The courage to experiment
There is a basic assumption in marketing that you need to experiment with A/B testing. Do you get more conversions through the web page with the green “buy now”, or a red “compare price” button?
No experienced marketer ignores data that can improve campaign effectiveness.
A/B testing was popularized through advocates like John Merriam in the early 20th century, when mail-order catalogs were common. Advertisers then paid by word count and ad size. Sound familiar? Their focus, like with google adwords or sponsored facebook stories today, was to maximize effectiveness at minimum cost.
When it comes to planning, it is unwise to assume that investing money, time, and effort on new initiatives will automatically achieve the expected outcome.
That may be fine when your organization and people are doing things they’ve successfully done many times before.
When you’re innovating, trying new things, you have to be ready to sometimes fail. Marketers understand experimentation well.
So do modern IT departments where traditional highly structured ‘waterfall’ based projects have evolved into business-driven projects which agilely iterate towards achieving business goals. They expect to ‘learn’ while they ‘do’.
But strategic planning and annual budgeting often seems to continue planning more reminiscent of a 5-year centrally planned economy, than a dynamic retail environment.
There is the top-down planning, by the people who are paid to lead; the bottom-up planning by the people who are paid to do – and some kind of uncomfortable merging to make these fit.
It’s no wonder that they disconnect, when they don’t even start with the same value drivers.

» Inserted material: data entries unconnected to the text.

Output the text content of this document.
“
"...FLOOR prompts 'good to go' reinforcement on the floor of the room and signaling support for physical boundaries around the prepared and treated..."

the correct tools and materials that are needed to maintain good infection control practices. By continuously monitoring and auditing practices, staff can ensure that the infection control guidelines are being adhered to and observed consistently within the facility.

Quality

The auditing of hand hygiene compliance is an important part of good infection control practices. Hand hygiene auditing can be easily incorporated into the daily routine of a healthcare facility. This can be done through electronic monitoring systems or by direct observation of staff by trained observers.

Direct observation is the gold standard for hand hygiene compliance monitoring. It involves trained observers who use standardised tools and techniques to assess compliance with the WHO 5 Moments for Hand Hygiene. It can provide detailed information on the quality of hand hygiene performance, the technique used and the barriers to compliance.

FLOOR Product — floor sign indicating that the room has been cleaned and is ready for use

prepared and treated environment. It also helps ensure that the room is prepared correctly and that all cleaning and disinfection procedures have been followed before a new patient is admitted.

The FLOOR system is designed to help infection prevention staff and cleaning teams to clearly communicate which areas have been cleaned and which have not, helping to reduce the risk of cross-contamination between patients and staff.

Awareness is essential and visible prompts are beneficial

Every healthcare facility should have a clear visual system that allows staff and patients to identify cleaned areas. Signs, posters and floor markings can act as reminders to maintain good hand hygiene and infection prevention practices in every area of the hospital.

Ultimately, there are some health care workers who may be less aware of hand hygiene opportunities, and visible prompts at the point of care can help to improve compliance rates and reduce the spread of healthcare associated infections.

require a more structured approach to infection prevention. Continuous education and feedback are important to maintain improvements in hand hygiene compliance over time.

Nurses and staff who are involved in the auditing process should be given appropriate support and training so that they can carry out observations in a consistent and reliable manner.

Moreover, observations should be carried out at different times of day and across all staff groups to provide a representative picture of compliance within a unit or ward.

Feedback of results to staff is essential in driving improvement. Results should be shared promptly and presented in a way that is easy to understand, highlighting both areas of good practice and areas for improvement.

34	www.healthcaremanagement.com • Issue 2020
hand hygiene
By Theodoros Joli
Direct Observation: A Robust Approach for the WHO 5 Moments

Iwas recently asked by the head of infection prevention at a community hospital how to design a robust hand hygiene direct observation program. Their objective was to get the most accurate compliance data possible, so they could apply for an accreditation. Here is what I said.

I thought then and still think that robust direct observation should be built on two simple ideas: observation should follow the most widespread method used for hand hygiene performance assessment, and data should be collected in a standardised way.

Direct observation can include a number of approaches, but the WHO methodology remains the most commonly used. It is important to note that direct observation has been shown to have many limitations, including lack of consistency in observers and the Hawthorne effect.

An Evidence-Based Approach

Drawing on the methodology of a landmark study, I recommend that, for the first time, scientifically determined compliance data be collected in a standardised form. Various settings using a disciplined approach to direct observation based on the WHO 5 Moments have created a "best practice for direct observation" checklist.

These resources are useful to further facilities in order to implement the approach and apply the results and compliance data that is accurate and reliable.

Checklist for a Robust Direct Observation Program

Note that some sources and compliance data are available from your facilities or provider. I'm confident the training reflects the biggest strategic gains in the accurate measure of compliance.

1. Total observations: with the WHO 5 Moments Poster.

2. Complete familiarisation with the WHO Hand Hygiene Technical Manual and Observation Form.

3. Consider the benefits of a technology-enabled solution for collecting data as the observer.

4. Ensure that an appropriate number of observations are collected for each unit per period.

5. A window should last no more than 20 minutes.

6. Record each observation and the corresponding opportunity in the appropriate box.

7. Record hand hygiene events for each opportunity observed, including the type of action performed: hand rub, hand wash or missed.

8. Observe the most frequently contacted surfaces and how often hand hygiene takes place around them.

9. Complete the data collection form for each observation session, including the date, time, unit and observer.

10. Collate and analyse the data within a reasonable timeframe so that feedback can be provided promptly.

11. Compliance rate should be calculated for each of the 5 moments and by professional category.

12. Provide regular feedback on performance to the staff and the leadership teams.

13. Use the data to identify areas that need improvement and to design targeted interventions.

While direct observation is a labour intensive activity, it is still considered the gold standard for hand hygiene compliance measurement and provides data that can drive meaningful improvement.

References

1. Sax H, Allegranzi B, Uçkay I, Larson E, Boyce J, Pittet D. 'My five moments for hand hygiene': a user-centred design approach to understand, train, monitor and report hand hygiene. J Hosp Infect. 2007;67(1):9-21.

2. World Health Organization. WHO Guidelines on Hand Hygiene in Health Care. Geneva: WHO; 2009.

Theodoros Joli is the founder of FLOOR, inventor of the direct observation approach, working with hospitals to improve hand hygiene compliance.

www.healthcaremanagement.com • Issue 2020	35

Apparel retailer C&A use driver-based cost planning and variance analysis to measure performance against the actual value drivers – not just financial metrics.
900 suppliers from 40 countries and 37,500 staff provide for over 2 million customers daily across 1,500 stores in 21 countries.
Their key to success was to make it clearly-defined for store managers to understand in operational terms, through an on-demand, and easy way for stores to quickly communicate changes to management.
Management use the value-drivers to construct a compelling narrative for the organization to believe in and align around.
A critical consideration was empowering technology. C&A employed Jedox because it unified planning, forecasting and reporting so anyone could review KPIs and seamlessly adjust plans in one place. Critically, Jedox was easy to use. The modern platform available from any mobile device meant minimum training and support.
C&A stores are empowered to understand how they directly contribute to corporate performance. They communicate to store support and back office services with common language.
This is Part 4 in a series on retail value-drivers, how companies use them in planning, reporting and analysis and lessons for mid-sized retailers to punch above their weight and better share information.
The gap between how a retailer (tries) to present itself, and how a consumer actually perceives it comes down to alignment. To provide a consistent experience to the customer, you must ensure business departments align with each other, and with your strategy.
While business divisions exist for different reasons, how they report, analyze and plan is very similar. By unifying these activities using and agile platform, departments can collaborate using common value drivers on shared data.